Most of the lead acid batteries manufactured today use plastic, microporous, silica filled separators between the positive and negative plates to provide a means for preventing shorting between adjacent plates of opposite polarity, as a means for allowing electrolyte flow against the plate surfaces and as a means for maintaining the relative spacing between the plates and the battery box.
A frequent method in using these separators is to form them as envelopes around one or both of the plates (positive and negative). To form an envelope, one may simply cut a piece of separator sheet to a length about twice that of the electrode plate, place the electrode plate on one half of the sheet and fold the other half of the sheet over the other side of the electrode plate. The edges of the sheet perpendicular to the crease are typically sealed by mechanical crimping, adhesives or heat welding.

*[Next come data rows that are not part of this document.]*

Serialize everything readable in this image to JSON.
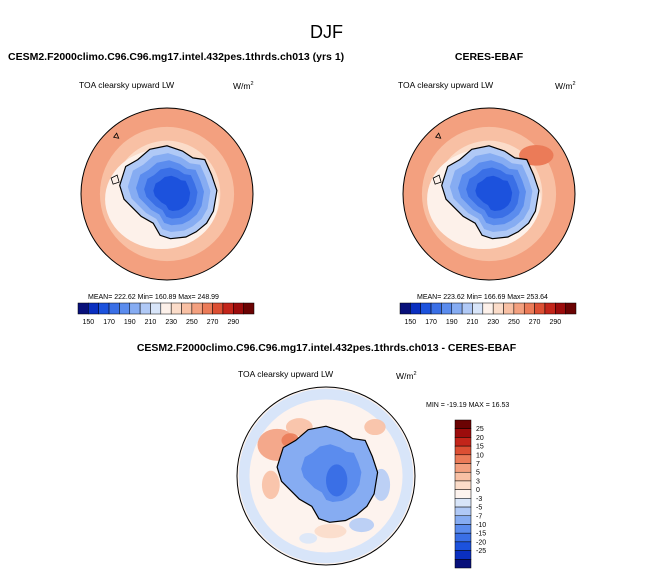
{
  "figure_title": "DJF",
  "panel_top_left": {
    "title": "CESM2.F2000climo.C96.C96.mg17.intel.432pes.1thrds.ch013 (yrs 1)",
    "field_label": "TOA clearsky upward LW",
    "units": "W/m",
    "units_exp": "2",
    "stats": "MEAN= 222.62   Min= 160.89   Max= 248.99"
  },
  "panel_top_right": {
    "title": "CERES-EBAF",
    "field_label": "TOA clearsky upward LW",
    "units": "W/m",
    "units_exp": "2",
    "stats": "MEAN= 223.62   Min= 166.69   Max= 253.64"
  },
  "panel_bottom": {
    "title": "CESM2.F2000climo.C96.C96.mg17.intel.432pes.1thrds.ch013 - CERES-EBAF",
    "field_label": "TOA clearsky upward LW",
    "units": "W/m",
    "units_exp": "2",
    "stats": "MIN = -19.19  MAX =  16.53"
  },
  "colors": {
    "abs_scale": [
      "#08107a",
      "#0a2fc0",
      "#1c52dd",
      "#3a6fe6",
      "#5b8cee",
      "#86acf2",
      "#b0c9f6",
      "#d8e5f9",
      "#fdf1ea",
      "#fbdcc9",
      "#f8c0a4",
      "#f3a07f",
      "#eb7b58",
      "#dc4f33",
      "#c3251a",
      "#9c0c0c",
      "#6b0303"
    ],
    "diff_scale": [
      "#08107a",
      "#0a2fc0",
      "#1c52dd",
      "#3a6fe6",
      "#5b8cee",
      "#86acf2",
      "#b0c9f6",
      "#d8e5f9",
      "#fdf3ee",
      "#fbdcc9",
      "#f8c0a4",
      "#f3a07f",
      "#eb7b58",
      "#dc4f33",
      "#c3251a",
      "#9c0c0c",
      "#6b0303"
    ],
    "coast": "#000000"
  },
  "chart_data": [
    {
      "type": "heatmap",
      "subtype": "polar stereographic map (Southern Hemisphere)",
      "title": "CESM2.F2000climo.C96.C96.mg17.intel.432pes.1thrds.ch013 (yrs 1)",
      "field": "TOA clearsky upward LW",
      "units": "W/m2",
      "mean": 222.62,
      "min": 160.89,
      "max": 248.99,
      "colorbar_ticks": [
        150,
        170,
        190,
        210,
        230,
        250,
        270,
        290
      ],
      "colorbar_orientation": "horizontal"
    },
    {
      "type": "heatmap",
      "subtype": "polar stereographic map (Southern Hemisphere)",
      "title": "CERES-EBAF",
      "field": "TOA clearsky upward LW",
      "units": "W/m2",
      "mean": 223.62,
      "min": 166.69,
      "max": 253.64,
      "colorbar_ticks": [
        150,
        170,
        190,
        210,
        230,
        250,
        270,
        290
      ],
      "colorbar_orientation": "horizontal"
    },
    {
      "type": "heatmap",
      "subtype": "polar stereographic map (Southern Hemisphere), difference",
      "title": "CESM2.F2000climo.C96.C96.mg17.intel.432pes.1thrds.ch013 - CERES-EBAF",
      "field": "TOA clearsky upward LW",
      "units": "W/m2",
      "min": -19.19,
      "max": 16.53,
      "colorbar_ticks": [
        25,
        20,
        15,
        10,
        7,
        5,
        3,
        0,
        -3,
        -5,
        -7,
        -10,
        -15,
        -20,
        -25
      ],
      "colorbar_orientation": "vertical"
    }
  ]
}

The enveloped plates are then arranged with other plates of opposite polarity (which may be enveloped, but typically are not) into a battery box. Electrolyte (typically sulphuric acid) is added and the box is sealed to complete the battery.

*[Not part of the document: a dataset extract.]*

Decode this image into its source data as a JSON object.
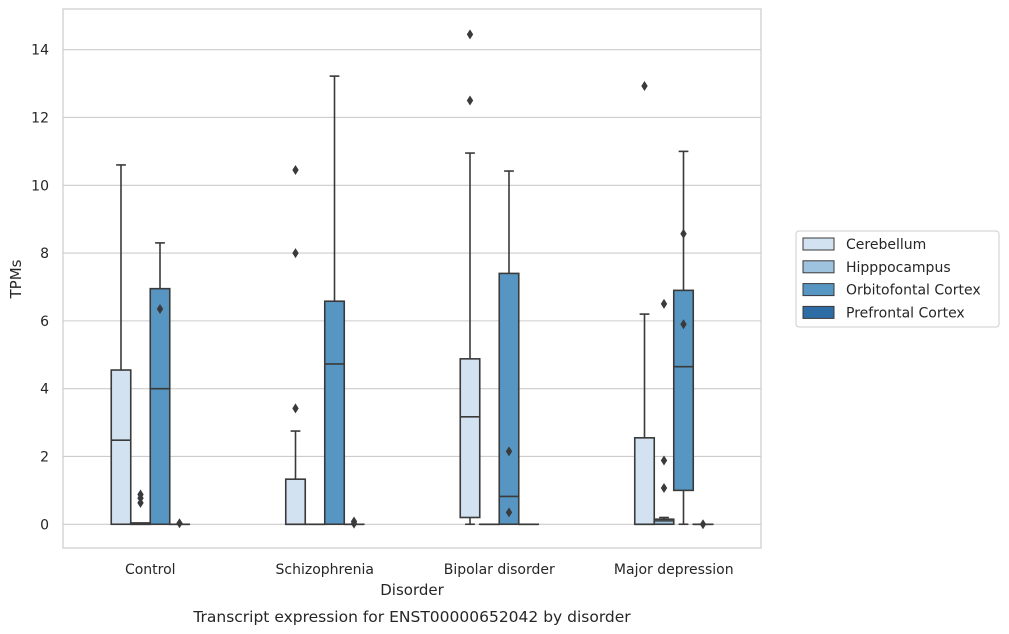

Enveloping is desirable for several reasons. It allows for automation of the separator and electrode insertion. It forms a complete physical barrier between adjacent plates of opposite polarity so as to prevent dendritic growth which leads to shorting. When the positive plate is enveloped, it prevents the sloughing off of active material and eliminates the need for mud racks which kept the plates out of the sloughed off material of the older "interleafed" type of battery.
While enveloping has a number of advantages, it still has drawbacks. Perhaps the largest drawback is oxidation resistance. The formation of a crease along the bottom (if one piece of separator is used) and sealed edges (either along the vertical side edges and/or optionally the side edges and the bottom edge when two pieces are used to form the envelope), provides an area which is more susceptible than other portions on the envelope to oxidation by the components of the battery. The formation of cracks, tears, etc. tend to concentrate in these areas. Over time they can lead to dendritic growth and other problems which shorten battery life.